Sketchnotes in the Classroom
Practical ways high school and college teachers and students can use sketchnotes to make learning stick.
Oct 6, 2025

Why Sketchnotes Belong in Secondary and Higher Education
Lectures, dense texts, and tight schedules strain memory. Sketchnotes mix words, structure, and simple visuals. The brain forms more links, so recall rises. A University of Waterloo study found drawing beat writing for recall. Sketchnotes fit high school and college.
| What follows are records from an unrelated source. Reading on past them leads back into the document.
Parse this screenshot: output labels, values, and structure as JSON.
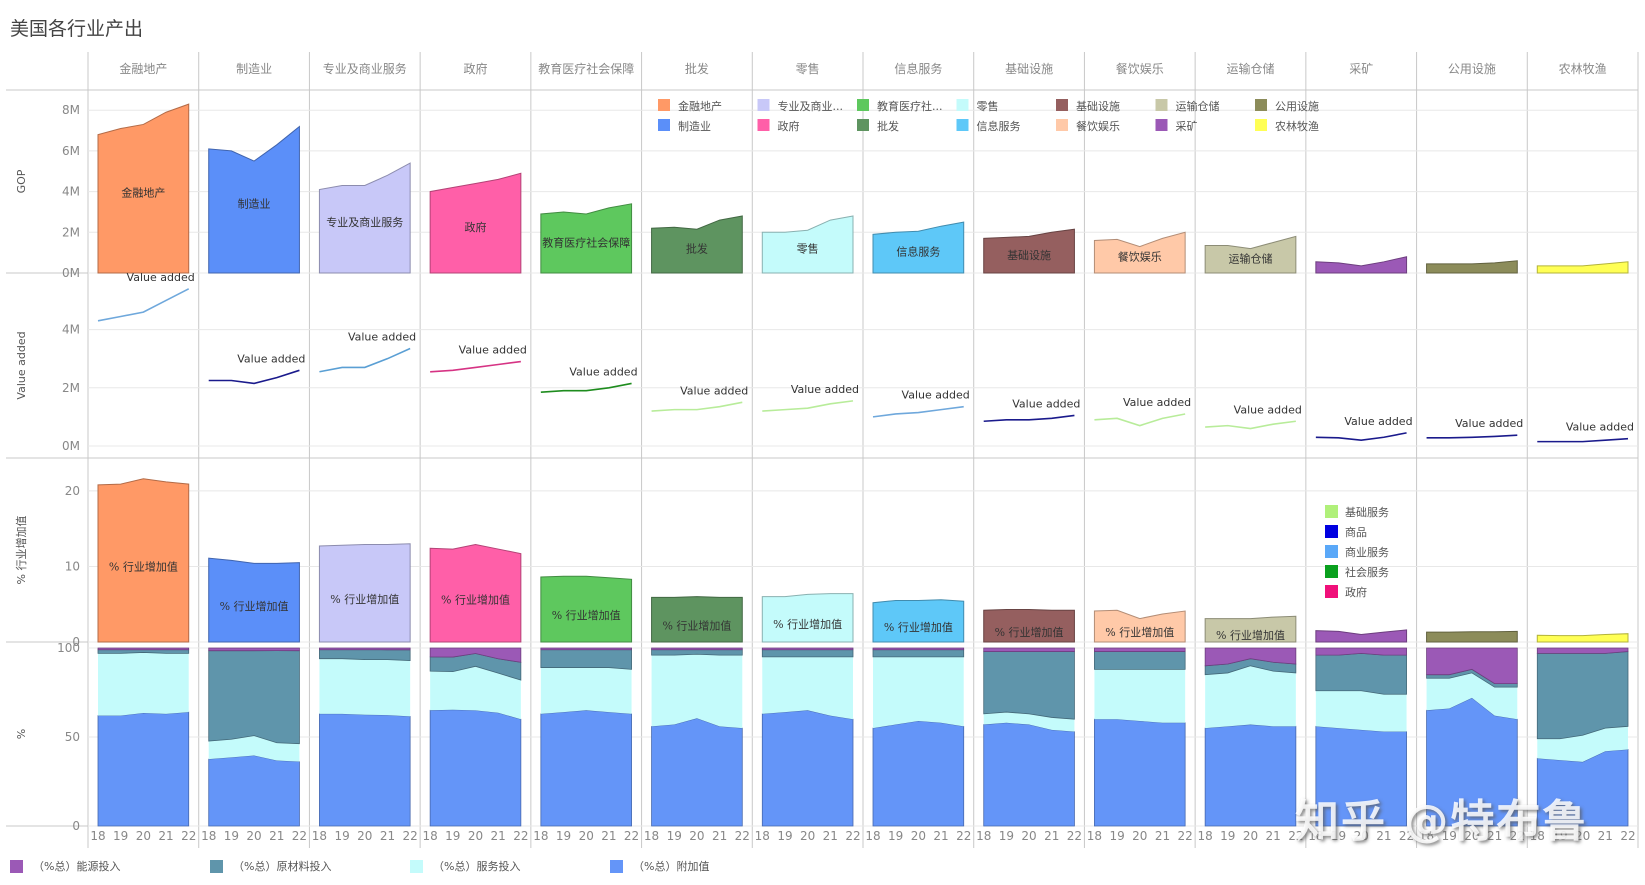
{
  "title": "美国各行业产出",
  "watermark": "知乎 @特布鲁",
  "chart_data": {
    "type": "area",
    "title": "美国各行业产出",
    "x": [
      "18",
      "19",
      "20",
      "21",
      "22"
    ],
    "industries": [
      {
        "name": "金融地产",
        "short": "金融地产",
        "color": "#ff9966",
        "gop": [
          6.8,
          7.1,
          7.3,
          7.9,
          8.3
        ],
        "va_color": "#6fa8dc",
        "va": [
          4.3,
          4.45,
          4.6,
          5.0,
          5.4
        ],
        "pct": [
          20.8,
          20.9,
          21.6,
          21.2,
          20.9
        ],
        "energy": [
          1,
          1,
          1,
          1,
          1
        ],
        "material": [
          2,
          2,
          1.5,
          2,
          2
        ],
        "service": [
          35,
          35,
          34,
          34,
          33
        ],
        "value_add": [
          62,
          62,
          63.5,
          63,
          64
        ]
      },
      {
        "name": "制造业",
        "short": "制造业",
        "color": "#5b8ff9",
        "gop": [
          6.1,
          6.0,
          5.5,
          6.3,
          7.2
        ],
        "va_color": "#1a1a8c",
        "va": [
          2.25,
          2.25,
          2.15,
          2.35,
          2.6
        ],
        "pct": [
          11.1,
          10.8,
          10.4,
          10.4,
          10.5
        ],
        "energy": [
          1.5,
          1.5,
          1.5,
          1.5,
          1.5
        ],
        "material": [
          50,
          49,
          47,
          52,
          52
        ],
        "service": [
          10,
          10,
          11,
          10,
          10
        ],
        "value_add": [
          37,
          38,
          39,
          37,
          36
        ]
      },
      {
        "name": "专业及商业服务",
        "short": "专业及商业...",
        "color": "#c8c8f8",
        "gop": [
          4.1,
          4.3,
          4.3,
          4.8,
          5.4
        ],
        "va_color": "#5a9fd4",
        "va": [
          2.55,
          2.7,
          2.7,
          3.0,
          3.35
        ],
        "pct": [
          12.7,
          12.8,
          12.9,
          12.9,
          13.0
        ],
        "energy": [
          1,
          1,
          1,
          1,
          1
        ],
        "material": [
          5,
          5,
          5.5,
          5.5,
          6
        ],
        "service": [
          31,
          31,
          31,
          31,
          31
        ],
        "value_add": [
          63,
          63,
          62.5,
          62,
          61
        ]
      },
      {
        "name": "政府",
        "short": "政府",
        "color": "#ff5fa8",
        "gop": [
          4.0,
          4.2,
          4.4,
          4.6,
          4.9
        ],
        "va_color": "#d63384",
        "va": [
          2.55,
          2.6,
          2.7,
          2.8,
          2.9
        ],
        "pct": [
          12.4,
          12.3,
          12.9,
          12.3,
          11.7
        ],
        "energy": [
          5,
          5,
          3,
          6,
          8
        ],
        "material": [
          8,
          8,
          7,
          8,
          10
        ],
        "service": [
          22,
          21,
          24,
          22,
          22
        ],
        "value_add": [
          65,
          64,
          63,
          63,
          60
        ]
      },
      {
        "name": "教育医疗社会保障",
        "short": "教育医疗社...",
        "color": "#5ec85e",
        "gop": [
          2.9,
          3.0,
          2.9,
          3.2,
          3.4
        ],
        "va_color": "#1e8c1e",
        "va": [
          1.85,
          1.9,
          1.9,
          2.0,
          2.15
        ],
        "pct": [
          8.6,
          8.7,
          8.7,
          8.5,
          8.3
        ],
        "energy": [
          1,
          1,
          1,
          1,
          1
        ],
        "material": [
          10,
          10,
          10,
          10,
          11
        ],
        "service": [
          26,
          25,
          24,
          25,
          25
        ],
        "value_add": [
          63,
          64,
          65,
          64,
          63
        ]
      },
      {
        "name": "批发",
        "short": "批发",
        "color": "#5e9460",
        "gop": [
          2.2,
          2.25,
          2.15,
          2.6,
          2.8
        ],
        "va_color": "#b8ec9a",
        "va": [
          1.2,
          1.25,
          1.25,
          1.35,
          1.5
        ],
        "pct": [
          5.9,
          5.9,
          6.0,
          5.9,
          5.9
        ],
        "energy": [
          1,
          1,
          1,
          1,
          1
        ],
        "material": [
          3,
          3,
          2.5,
          3,
          3
        ],
        "service": [
          40,
          39,
          36,
          40,
          41
        ],
        "value_add": [
          56,
          57,
          60.5,
          56,
          55
        ]
      },
      {
        "name": "零售",
        "short": "零售",
        "color": "#c4fbfb",
        "gop": [
          2.0,
          2.0,
          2.1,
          2.6,
          2.8
        ],
        "va_color": "#b8ec9a",
        "va": [
          1.2,
          1.25,
          1.3,
          1.45,
          1.55
        ],
        "pct": [
          6.0,
          6.0,
          6.3,
          6.4,
          6.4
        ],
        "energy": [
          1,
          1,
          1,
          1,
          1
        ],
        "material": [
          4,
          4,
          4,
          4,
          4
        ],
        "service": [
          32,
          31,
          30,
          33,
          35
        ],
        "value_add": [
          63,
          64,
          65,
          62,
          60
        ]
      },
      {
        "name": "信息服务",
        "short": "信息服务",
        "color": "#5ec8f8",
        "gop": [
          1.9,
          2.0,
          2.05,
          2.3,
          2.5
        ],
        "va_color": "#6fa8dc",
        "va": [
          1.0,
          1.1,
          1.15,
          1.25,
          1.35
        ],
        "pct": [
          5.2,
          5.5,
          5.5,
          5.6,
          5.4
        ],
        "energy": [
          1,
          1,
          1,
          1,
          1
        ],
        "material": [
          4,
          4,
          4,
          4,
          4
        ],
        "service": [
          40,
          38,
          36,
          37,
          39
        ],
        "value_add": [
          55,
          57,
          59,
          58,
          56
        ]
      },
      {
        "name": "基础设施",
        "short": "基础设施",
        "color": "#955f5f",
        "gop": [
          1.7,
          1.75,
          1.8,
          2.0,
          2.15
        ],
        "va_color": "#1a1a8c",
        "va": [
          0.85,
          0.9,
          0.9,
          0.95,
          1.05
        ],
        "pct": [
          4.2,
          4.3,
          4.3,
          4.2,
          4.2
        ],
        "energy": [
          2,
          2,
          2,
          2,
          2
        ],
        "material": [
          35,
          34,
          35,
          37,
          38
        ],
        "service": [
          6,
          6,
          6,
          7,
          7
        ],
        "value_add": [
          57,
          58,
          57,
          54,
          53
        ]
      },
      {
        "name": "餐饮娱乐",
        "short": "餐饮娱乐",
        "color": "#ffc9a8",
        "gop": [
          1.6,
          1.65,
          1.3,
          1.7,
          2.0
        ],
        "va_color": "#b8ec9a",
        "va": [
          0.9,
          0.95,
          0.7,
          0.95,
          1.1
        ],
        "pct": [
          4.1,
          4.2,
          3.1,
          3.7,
          4.1
        ],
        "energy": [
          2,
          2,
          2,
          2,
          2
        ],
        "material": [
          10,
          10,
          10,
          10,
          10
        ],
        "service": [
          28,
          28,
          29,
          30,
          30
        ],
        "value_add": [
          60,
          60,
          59,
          58,
          58
        ]
      },
      {
        "name": "运输仓储",
        "short": "运输仓储",
        "color": "#c8c8a8",
        "gop": [
          1.35,
          1.35,
          1.2,
          1.5,
          1.8
        ],
        "va_color": "#b8ec9a",
        "va": [
          0.65,
          0.7,
          0.6,
          0.75,
          0.85
        ],
        "pct": [
          3.1,
          3.1,
          3.1,
          3.3,
          3.4
        ],
        "energy": [
          10,
          9,
          6,
          8,
          9
        ],
        "material": [
          5,
          5,
          4,
          5,
          5
        ],
        "service": [
          30,
          30,
          33,
          31,
          30
        ],
        "value_add": [
          55,
          56,
          57,
          56,
          56
        ]
      },
      {
        "name": "采矿",
        "short": "采矿",
        "color": "#9b59b6",
        "gop": [
          0.55,
          0.5,
          0.35,
          0.55,
          0.8
        ],
        "va_color": "#1a1a8c",
        "va": [
          0.3,
          0.28,
          0.2,
          0.3,
          0.45
        ],
        "pct": [
          1.5,
          1.4,
          1.0,
          1.3,
          1.6
        ],
        "energy": [
          4,
          4,
          3,
          4,
          4
        ],
        "material": [
          20,
          20,
          21,
          22,
          22
        ],
        "service": [
          20,
          21,
          22,
          21,
          21
        ],
        "value_add": [
          56,
          55,
          54,
          53,
          53
        ]
      },
      {
        "name": "公用设施",
        "short": "公用设施",
        "color": "#8c8c5a",
        "gop": [
          0.45,
          0.45,
          0.45,
          0.5,
          0.6
        ],
        "va_color": "#1a1a8c",
        "va": [
          0.28,
          0.28,
          0.3,
          0.33,
          0.37
        ],
        "pct": [
          1.3,
          1.3,
          1.35,
          1.35,
          1.4
        ],
        "energy": [
          15,
          15,
          12,
          20,
          20
        ],
        "material": [
          2,
          2,
          2,
          2,
          2
        ],
        "service": [
          18,
          17,
          14,
          16,
          18
        ],
        "value_add": [
          65,
          66,
          72,
          62,
          60
        ]
      },
      {
        "name": "农林牧渔",
        "short": "农林牧渔",
        "color": "#ffff55",
        "gop": [
          0.35,
          0.35,
          0.35,
          0.45,
          0.55
        ],
        "va_color": "#1a1a8c",
        "va": [
          0.15,
          0.15,
          0.15,
          0.2,
          0.25
        ],
        "pct": [
          0.9,
          0.85,
          0.85,
          1.0,
          1.1
        ],
        "energy": [
          3,
          3,
          3,
          3,
          2
        ],
        "material": [
          48,
          48,
          46,
          42,
          42
        ],
        "service": [
          11,
          12,
          15,
          13,
          13
        ],
        "value_add": [
          38,
          37,
          36,
          42,
          43
        ]
      }
    ],
    "rows": [
      {
        "key": "gop",
        "ylabel": "GOP",
        "ticks": [
          "0M",
          "2M",
          "4M",
          "6M",
          "8M"
        ],
        "tickvals": [
          0,
          2,
          4,
          6,
          8
        ],
        "ylim": [
          0,
          8.6
        ],
        "label_mode": "name"
      },
      {
        "key": "va",
        "ylabel": "Value added",
        "ticks": [
          "0M",
          "2M",
          "4M"
        ],
        "tickvals": [
          0,
          2,
          4
        ],
        "ylim": [
          0,
          5.6
        ],
        "label_text": "Value added"
      },
      {
        "key": "pct",
        "ylabel": "% 行业增加值",
        "ticks": [
          "0",
          "10",
          "20"
        ],
        "tickvals": [
          0,
          10,
          20
        ],
        "ylim": [
          0,
          22.5
        ],
        "label_text": "% 行业增加值"
      },
      {
        "key": "stack",
        "ylabel": "%",
        "ticks": [
          "0",
          "50",
          "100"
        ],
        "tickvals": [
          0,
          50,
          100
        ],
        "ylim": [
          0,
          100
        ]
      }
    ],
    "gop_legend": [
      {
        "label": "金融地产",
        "color": "#ff9966"
      },
      {
        "label": "制造业",
        "color": "#5b8ff9"
      },
      {
        "label": "专业及商业...",
        "color": "#c8c8f8"
      },
      {
        "label": "政府",
        "color": "#ff5fa8"
      },
      {
        "label": "教育医疗社...",
        "color": "#5ec85e"
      },
      {
        "label": "批发",
        "color": "#5e9460"
      },
      {
        "label": "零售",
        "color": "#c4fbfb"
      },
      {
        "label": "信息服务",
        "color": "#5ec8f8"
      },
      {
        "label": "基础设施",
        "color": "#955f5f"
      },
      {
        "label": "餐饮娱乐",
        "color": "#ffc9a8"
      },
      {
        "label": "运输仓储",
        "color": "#c8c8a8"
      },
      {
        "label": "采矿",
        "color": "#9b59b6"
      },
      {
        "label": "公用设施",
        "color": "#8c8c5a"
      },
      {
        "label": "农林牧渔",
        "color": "#ffff55"
      }
    ],
    "va_legend": [
      {
        "label": "基础服务",
        "color": "#b0f07a"
      },
      {
        "label": "商品",
        "color": "#0000e0"
      },
      {
        "label": "商业服务",
        "color": "#5aa8f8"
      },
      {
        "label": "社会服务",
        "color": "#0aa01e"
      },
      {
        "label": "政府",
        "color": "#f0107a"
      }
    ],
    "stack_legend": [
      {
        "label": "（%总）能源投入",
        "color": "#9b59b6"
      },
      {
        "label": "（%总）原材料投入",
        "color": "#5f95ab"
      },
      {
        "label": "（%总）服务投入",
        "color": "#c4fbfb"
      },
      {
        "label": "（%总）附加值",
        "color": "#6495f8"
      }
    ]
  }
}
How can teachers and educators use Sketchnotes
Plan the lesson with visuals
- Start with drawing one visual per idea
- Map lesson flow as a sketchnote, key questions, vocabulary, and transitions.
- Sketch some common charts for recurring concepts. Give the unit’s big picture on day one.
- Build discussion prompts as storyboards, support seminars and lab brefings.
Teaching with sketchnotes
- Try a two minute warm up. Annotate a short passage together.
- Sketchnote mini lectures on a document camera or tablet.
- Groups can summarize labs, case studies, or timelines into a note.
Check visual understanding
- Offer sketchnoting for quick writes, or unit summaries. This helps multilingual learners.
- Suggest students to submit digital sketchnotes alongside essays. Give feedback on structure, order/flow, and emphasis.
How Students Can Make Sketchnotes Work
Prepare before class
- Preview readings. Sketch key terms, questions, and prior knowledge. Lectures will feel more familiar.
- Build page templates with a title area, columns, and connectors. Use a notebook or tablet. Reduce decisions during class.
Capture lectures and discussions
- When taking notes, maintain the order of the lecture so you can make a story for it
- Keep the notes short with just one phrase for each idea.
Add notes
- After the class, add some clarifying notes. Mark gaps. Link related concepts across pages.
- Turn group projects into shared sketchnote boards. Align scope before you build slides or essays.
- Photograph paper sketchnotes into a digital archive. Tag and search by unit or exam.
Student Tip: Practice ten common icons, people, arrows, lightbulb, clock, book, globe, gears, question mark, graph, chat bubble. These cover most classroom scenarios and keep you moving during lectures.
High School vs. College Considerations
- In high school, use weekly sketchnote routines. Monday concept maps, midweek labs, Friday reflections. Build habits.
- In college, start seminars with five minute visual warm ups. End with synthesis overviews that prepare students for research papers.
- For STEM labs, alternate between quick process diagrams and annotated data plots. Show procedure and outcome.
- World History example. Monday concept map on trade routes. Midweek source study. Friday short reflection.
Use AI Support
Sketchnote.app speeds up your workflow when you need ready made visuals.
- Upload lesson outlines or reading summaries. Generate draft sketchnotes to project or share as scaffolds.
- Turn raw lecture notes into polished review sheets for office hours or study groups.
- Give students AI generated layouts as guides. Ask them to iterate by hand to personalize learning.
- Paste a unit outline on acids and bases. Get a draft layout with annotations.
Make your classroom visuals today
Sketchnoting focuses on organizing ideas in an open canvas, not creating an art piece. Model the technique. Ask students to practice with purpose. You will see more participation. Multilingual learners stay engaged. Study sessions get shorter and more effective. Use visual thinking in ninth grade biology and in capstone seminars.